Taiwan should focus on decolonization: academic

PAST TENSE:Bruce Jacobs said that fewer than 2% of respondents in a recent poll had supported unification, making any serious debate on the issue ‘meaningless’

By Chris Wang  /  Staff reporter

Bruce Jacobs, a professor at Monash University in Australia, talks at a symposium held at the legislature in Taipei yesterday.

Photo: Wang Yi-sung, Taipei Times

Taiwan should focus on its colonial history and the issue of de-colonization, rather than the argument over independence and unification, an Australian academic told a symposium yesterday.

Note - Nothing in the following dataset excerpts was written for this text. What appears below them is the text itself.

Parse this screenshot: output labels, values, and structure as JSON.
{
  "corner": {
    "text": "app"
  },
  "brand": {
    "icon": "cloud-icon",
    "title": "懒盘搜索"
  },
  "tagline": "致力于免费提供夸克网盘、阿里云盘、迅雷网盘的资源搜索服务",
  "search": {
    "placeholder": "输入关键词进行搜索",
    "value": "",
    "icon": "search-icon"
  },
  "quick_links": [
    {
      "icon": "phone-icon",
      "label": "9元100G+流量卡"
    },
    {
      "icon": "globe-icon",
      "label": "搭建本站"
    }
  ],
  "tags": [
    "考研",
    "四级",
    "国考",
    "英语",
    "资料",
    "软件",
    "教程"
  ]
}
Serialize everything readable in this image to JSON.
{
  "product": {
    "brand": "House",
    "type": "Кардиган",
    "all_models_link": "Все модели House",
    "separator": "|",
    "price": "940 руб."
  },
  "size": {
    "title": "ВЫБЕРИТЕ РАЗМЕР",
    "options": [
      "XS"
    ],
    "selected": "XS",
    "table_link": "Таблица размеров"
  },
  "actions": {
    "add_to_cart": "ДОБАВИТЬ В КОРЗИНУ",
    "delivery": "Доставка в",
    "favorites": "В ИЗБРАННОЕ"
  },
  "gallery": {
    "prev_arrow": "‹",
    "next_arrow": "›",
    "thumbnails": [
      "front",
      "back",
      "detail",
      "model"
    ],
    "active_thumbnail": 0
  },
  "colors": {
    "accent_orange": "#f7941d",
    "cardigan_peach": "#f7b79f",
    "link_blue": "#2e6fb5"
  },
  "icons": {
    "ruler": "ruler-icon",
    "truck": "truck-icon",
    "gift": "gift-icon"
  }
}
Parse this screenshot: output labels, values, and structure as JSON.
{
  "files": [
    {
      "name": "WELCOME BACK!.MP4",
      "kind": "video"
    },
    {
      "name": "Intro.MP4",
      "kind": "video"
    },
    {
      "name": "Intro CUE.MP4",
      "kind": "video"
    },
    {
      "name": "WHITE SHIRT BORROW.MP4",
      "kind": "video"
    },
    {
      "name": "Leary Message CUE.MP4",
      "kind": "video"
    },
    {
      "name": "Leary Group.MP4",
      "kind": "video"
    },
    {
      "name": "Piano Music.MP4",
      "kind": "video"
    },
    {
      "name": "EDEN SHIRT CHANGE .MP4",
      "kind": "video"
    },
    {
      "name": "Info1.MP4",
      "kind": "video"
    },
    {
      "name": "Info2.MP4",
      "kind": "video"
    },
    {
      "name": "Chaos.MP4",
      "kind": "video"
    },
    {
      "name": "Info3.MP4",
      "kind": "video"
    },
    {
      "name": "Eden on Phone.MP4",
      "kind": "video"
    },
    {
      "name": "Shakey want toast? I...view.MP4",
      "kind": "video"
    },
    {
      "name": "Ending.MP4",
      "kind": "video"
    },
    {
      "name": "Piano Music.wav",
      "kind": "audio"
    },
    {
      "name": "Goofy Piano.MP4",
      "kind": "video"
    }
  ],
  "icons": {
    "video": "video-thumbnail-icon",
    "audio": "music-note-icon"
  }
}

Bruce Jacobs, a professor at Monash University in Australia, discussed the democratization of Taiwan at a symposium held at the legislature and organized by Democratic Progressive Party (DPP Legislator Mark Chen (陳唐山), the Institute of National Defense and Strategy Research and the Association of Taiwan University Professors.

Taiwan is already an independent country and it should focus more on the study of decolonization and transitional justice, because the debate on independence and unification was pointless, Jacobs said.

Citing a poll conducted at regular intervals by National Chengchi University’s Election Study Center, Jacobs said that more than 90 percent of Taiwanese supported either immediate independence or maintaining the “status quo” before moving toward future independence, while less than 2 percent favored immediate unification.

“The percentage who self--identify as Taiwanese exceeded 50 percent, not during the DPP administration, but after President Ma Ying-jeou (馬英九) came into office [in 2008]. To me that’s symbolic,” he said, adding that it implied the unification-independence debate was meaningless.

Jacobs, who was the first foreign academic to research vote-buying in Taiwan for his doctoral thesis in the 1970s, said Taiwanese should instead pay attention to its colonial past.

Observing the democratization process in Taiwan, Jacobs said there had been less violence in Taiwan than in other countries, and the 15 percent to 20 percent of swing voters, who make regime change possible, had made a great contribution to democracy.

Jacobs also said that while former president Chiang Ching-kuo (蔣經國) had “liberalized” Taiwanese politics, he “neither freed nor democratized” Taiwan.

“In my opinion, no Taiwanese president had democratized Taiwan until former president Lee Teng-hui (李登輝),” he added.

Like many countries, Taiwan needed to go through a period of decolonization and transitional justice before finding its true identity, he said.

A declaration of independence could result in war and was not necessarily in the best interest of Taiwanese, he said, adding that official diplomatic relations with other countries are not required to develop meaningful bilateral ties.

Speaking to a group of mainly independence supporters, Jacobs said: “I might offend some of you, but I have to say that the declaration of the establishment of the Republic of Taiwan might not put your in a better situation.”

“There are only four consolidated democracies in Asia — Japan, India, South Korea and Taiwan. Regardless of whether you like the current administration or not, democracy is a precious asset,” he said.

Leaders in Asian authoritarian regimes, such as China and Singapore, love to stress so-called “Asian values” and says that Western democracy is not suitable for Asians, but “we all know that is not true,” former National Security Council deputy secretary-general Parris Chang (張旭成) said.

Democracy and the fight for democracy are the best weapons Taiwanese had against the then-Chinese Nationalist Party (KMT) regime as well as Beijing today, because “both of them are afraid of democracy,” Chang said.